Opinión

La vida es como un taxímetro

La vida no deja de correr. Y en nuestras manos está vivir obsesionados con la factura o tomar aire, relajarnos y disfrutar del trayecto

Días de calendario.Archive Holdings Inc. (Getty Images)

“Encauzado el verano por unas veredas tan uniformes, se nos fue como una ilusión, cuando casi no habíamos comenzado a saborearlo”, escribió Miguel Delibes en su novela La sombra del ciprés es alargada. “Transcurridas ya (las vacaciones), empecé a darme cuenta de que nada hay tan largo en la vida por muy largo que quiera ser”, añadió. Los días estivales se suceden, efímeros e infernalmente calurosos, y yo camino, a velocidad supersónica, hacia la vida adulta. Si bien la única piscina en la que nadaba antaño era la de mi caseta del campo, este verano me hallo nadando entre facturas, cargos en la tarjeta de crédito, responsabilidades y amigos que se comprometen con sus parejas.

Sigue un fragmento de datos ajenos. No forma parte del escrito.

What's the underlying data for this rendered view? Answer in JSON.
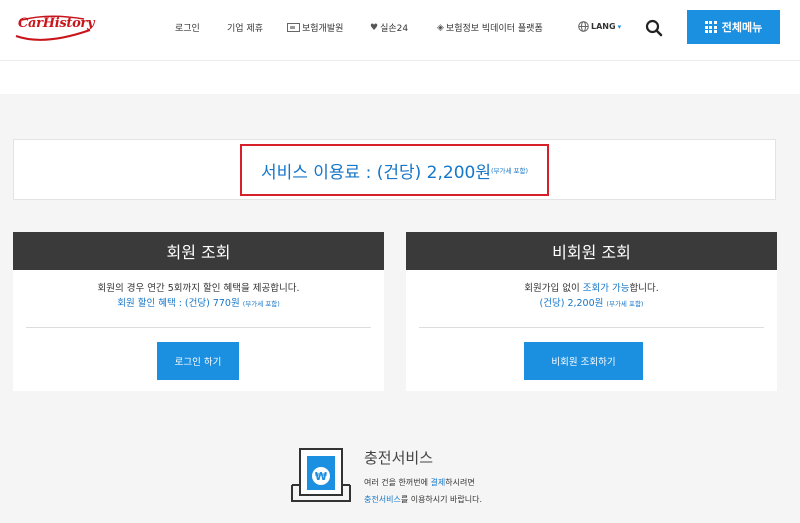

Y así, aunque a veces sienta un poquito de vértigo, entre dos aleteos y sin más explicación, como diría Eduardo Galeano, transcurre este viaje que es la vida.

Quizás, fui consciente de ese hecho gracias a una foto antigua que encontré en la casa de mis tíos, que anteriormente perteneció a mi abuela Maruja, y adonde voy siempre que quiero que los recuerdos (y la nostalgia) me invadan. Recuerdos que no pueden escapar de mi mente, como aquella vez en la que, allí mismo, abrí por primera vez los regalos que me trajeron los Reyes Magos de Oriente. En la foto, estaba junto a mi tía soplando en su apartamento de Alcossebre —que era muy chiquitito pero estaba enfrente del mar—, las velas de mi quinto cumpleaños. Veintiún años después, sin apartamento pero con la misma inocencia, volví a soplar las velas junto a mi tía e intentamos recrear (con bastante éxito, todo sea dicho) aquella foto.

Y es que, en un mundo donde almacenamos tantos recuerdos en nuestras pantallas y recibimos tantos estímulos de manera persistente, a veces nos olvidamos de que, como canta Fito, no siempre lo urgente es lo importante. Por eso, cuando volví de estudiar en Argentina, quise guardar todos mis recuerdos en un viejo álbum de Mickey Mouse que conservo de cuando era pequeño. Y, por eso también, este verano he decidido dar mis señas a las personas que más quiero y pedirles que, cuando hagan un viaje especial, se acuerden de mí y me envíen una postal de su puño y letra. Porque la vida es un ratito, y solo unos pocos instantes y personas consiguen marcar la diferencia. Como reza aquella canción de Bad Bunny que resonaba en mi cabeza el otro día cuando volvía de fiesta mientras el sol comenzaba a asomarse, “lo nuestro es un ratito (...) pero no te acostumbres. Que el amor es muy bonito, pero siempre hay algo que lo interrumpe”.

Hay una película de Paolo Sorrentino llamada La Juventud, en la que dos viejos amigos que se acercan a los ochenta se enfrentan juntos a los años que les quedan. En una escena, el compositor se encuentra con una joven junto a un telescopio, ubicado frente a una montaña, y le dice: “¿Ves esa montaña? Eso es lo que ves de joven: todo parece estar muy cerca. Es el futuro”. Al poco, tras girar el telescopio, vuelve a decirle que mire de nuevo y, con la lupa al revés, la montaña se empequeñece: “Eso es lo que ves cuando eres viejo. Todo parece estar muy lejos: es el pasado”, espeta. Una noche de verano, recorría en un taxi la avenida de Blasco Ibáñez en València mientras el taxímetro corría. Y entonces lo vi claro: la vida es como un taxímetro, que no deja de correr. Y en nuestras manos está vivir obsesionados con la factura o tomar aire, relajarnos y disfrutar del trayecto.